My Healing Path

Childloss support and coping with grief

Stillbirths

The internet has some very good resources for coping with pregnancy losses and stillbirths.  Usually, these websites are the only few places where the grieving parties have avenue to find some solace.

It is not easy to find a physical friend or relative who understands the feelings the person is going through.  Sometimes, one can find support groups but they are hard to come by.

I would like to share these excellent articles from :

Wisconsin Stillbirth Service Program

The WiSSP website has three basic goals:

1. To increase general awareness and knowledge about stillbirth, its causes, frequency, and the parental needs following such an experience;

2. To provide access to accurate information and linkages to families who have experienced stillbirth;

3. To provide scientifically and medically sound information to medical and support professionals, helping to care for families who have experienced stillbirth;

They have very detailed information on what is stillbirth and miscarriage, how to cope and some medical explanations.

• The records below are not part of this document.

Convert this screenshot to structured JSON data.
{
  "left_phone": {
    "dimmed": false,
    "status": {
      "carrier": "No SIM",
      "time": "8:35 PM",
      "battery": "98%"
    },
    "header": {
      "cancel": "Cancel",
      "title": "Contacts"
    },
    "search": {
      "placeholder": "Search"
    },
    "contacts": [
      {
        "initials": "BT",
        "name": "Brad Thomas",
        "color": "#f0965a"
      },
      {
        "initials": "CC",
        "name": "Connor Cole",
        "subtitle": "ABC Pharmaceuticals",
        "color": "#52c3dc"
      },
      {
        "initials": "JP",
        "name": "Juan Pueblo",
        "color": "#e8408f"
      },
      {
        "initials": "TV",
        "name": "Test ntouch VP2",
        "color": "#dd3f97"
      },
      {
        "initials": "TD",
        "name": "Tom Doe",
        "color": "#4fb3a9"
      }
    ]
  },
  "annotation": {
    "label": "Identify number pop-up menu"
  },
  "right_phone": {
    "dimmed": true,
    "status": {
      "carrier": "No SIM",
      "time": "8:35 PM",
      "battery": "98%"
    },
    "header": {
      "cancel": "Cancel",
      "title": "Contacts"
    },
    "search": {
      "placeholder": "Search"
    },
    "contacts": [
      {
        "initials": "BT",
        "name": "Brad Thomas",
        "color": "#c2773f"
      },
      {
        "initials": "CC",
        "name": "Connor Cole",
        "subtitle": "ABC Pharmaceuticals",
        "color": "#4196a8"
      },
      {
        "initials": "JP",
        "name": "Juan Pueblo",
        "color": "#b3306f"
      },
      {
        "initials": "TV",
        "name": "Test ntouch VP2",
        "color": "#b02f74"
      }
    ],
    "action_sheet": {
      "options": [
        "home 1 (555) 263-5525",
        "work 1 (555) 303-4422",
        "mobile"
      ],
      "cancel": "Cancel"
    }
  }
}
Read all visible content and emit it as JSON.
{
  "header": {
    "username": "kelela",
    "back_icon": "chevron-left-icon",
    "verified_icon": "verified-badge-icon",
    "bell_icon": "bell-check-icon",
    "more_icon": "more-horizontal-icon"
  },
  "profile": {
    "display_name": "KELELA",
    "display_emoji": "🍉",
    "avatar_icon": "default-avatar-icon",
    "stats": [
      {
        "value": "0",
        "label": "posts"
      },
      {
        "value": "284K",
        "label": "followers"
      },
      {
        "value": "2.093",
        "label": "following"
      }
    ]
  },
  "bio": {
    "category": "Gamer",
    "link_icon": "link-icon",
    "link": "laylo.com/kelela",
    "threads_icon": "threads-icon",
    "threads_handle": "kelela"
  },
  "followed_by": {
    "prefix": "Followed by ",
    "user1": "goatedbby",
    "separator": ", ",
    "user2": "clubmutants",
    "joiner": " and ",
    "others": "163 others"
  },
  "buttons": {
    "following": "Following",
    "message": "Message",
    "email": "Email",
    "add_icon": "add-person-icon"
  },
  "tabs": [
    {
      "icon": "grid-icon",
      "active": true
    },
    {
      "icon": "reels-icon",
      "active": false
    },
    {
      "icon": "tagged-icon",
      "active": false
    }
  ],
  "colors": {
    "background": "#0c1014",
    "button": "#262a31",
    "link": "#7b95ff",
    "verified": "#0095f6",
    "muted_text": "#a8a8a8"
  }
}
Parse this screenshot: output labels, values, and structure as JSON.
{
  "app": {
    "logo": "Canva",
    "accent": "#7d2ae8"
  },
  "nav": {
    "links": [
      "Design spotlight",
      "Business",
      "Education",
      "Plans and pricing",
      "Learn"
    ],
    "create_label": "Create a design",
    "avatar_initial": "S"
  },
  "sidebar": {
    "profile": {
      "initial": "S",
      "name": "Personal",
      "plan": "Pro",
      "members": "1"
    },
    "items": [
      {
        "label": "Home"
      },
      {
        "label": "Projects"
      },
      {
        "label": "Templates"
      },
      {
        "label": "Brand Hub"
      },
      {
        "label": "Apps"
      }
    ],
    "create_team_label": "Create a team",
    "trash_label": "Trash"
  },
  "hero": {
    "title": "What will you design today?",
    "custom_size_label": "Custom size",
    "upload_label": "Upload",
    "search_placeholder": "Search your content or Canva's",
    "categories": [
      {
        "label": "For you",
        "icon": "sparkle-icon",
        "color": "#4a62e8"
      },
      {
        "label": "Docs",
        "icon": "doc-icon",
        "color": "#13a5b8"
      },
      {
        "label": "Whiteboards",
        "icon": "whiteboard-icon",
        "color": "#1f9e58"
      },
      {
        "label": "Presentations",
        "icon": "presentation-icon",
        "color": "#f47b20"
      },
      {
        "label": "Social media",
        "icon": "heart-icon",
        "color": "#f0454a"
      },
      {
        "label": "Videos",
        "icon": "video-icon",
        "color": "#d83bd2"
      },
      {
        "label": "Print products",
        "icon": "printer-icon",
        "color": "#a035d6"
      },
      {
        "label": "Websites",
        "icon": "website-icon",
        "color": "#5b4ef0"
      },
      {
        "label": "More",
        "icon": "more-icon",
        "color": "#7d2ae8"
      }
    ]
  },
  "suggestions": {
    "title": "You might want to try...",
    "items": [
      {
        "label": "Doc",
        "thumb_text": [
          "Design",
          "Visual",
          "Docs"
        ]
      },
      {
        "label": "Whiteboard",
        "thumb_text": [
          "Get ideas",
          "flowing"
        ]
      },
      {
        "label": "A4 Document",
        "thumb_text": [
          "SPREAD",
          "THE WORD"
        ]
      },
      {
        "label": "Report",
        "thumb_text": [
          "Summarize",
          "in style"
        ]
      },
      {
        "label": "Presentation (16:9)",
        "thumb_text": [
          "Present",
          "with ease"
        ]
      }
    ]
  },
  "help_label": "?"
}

When your baby is stillborn, expectations , hopes and dreams are cruelly shattered and lives are changed. Many parents have initial feelings of shock and confusion when told that their baby has died. What happened? Why you? Babies are not supposed to die. When they do, it can be devastating, overwhelming, and painful. We are very sorry that your baby died. No one can take away the pain, but we hope the following information will answer some questions, provide reassurance, and help you.

What is stillbirth?

You may not have heard of stillbirth until you experienced it. When a baby dies before delivery, many people commonly think of miscarriage. Both stillbirth and miscarriage are types of pregnancy loss, but they differ by when the loss occurs. A miscarriage (sometimes called a spontaneous abortion) is when a baby dies before the 20th week of pregnancy. Stillbirth is the death of a baby after the 20th week of pregnancy but before delivery.

Continue reading on WISSP website

3 Comments »

  1. ummunzir Said:

    on April 10, 2006 at 9:43 pm

    **** SORRY, LONG COMMENT ****

    My first pregnancy was full of happy memories, at least until my due date. I was healthy all the way no high/low bp, mgtt okay and even baby was progressing beautifully. My edd was 2nd July 1990. When I went for my check-up on that date, I was told that I had to come again on the 9th to be induced if no contractions appeared in the next few days.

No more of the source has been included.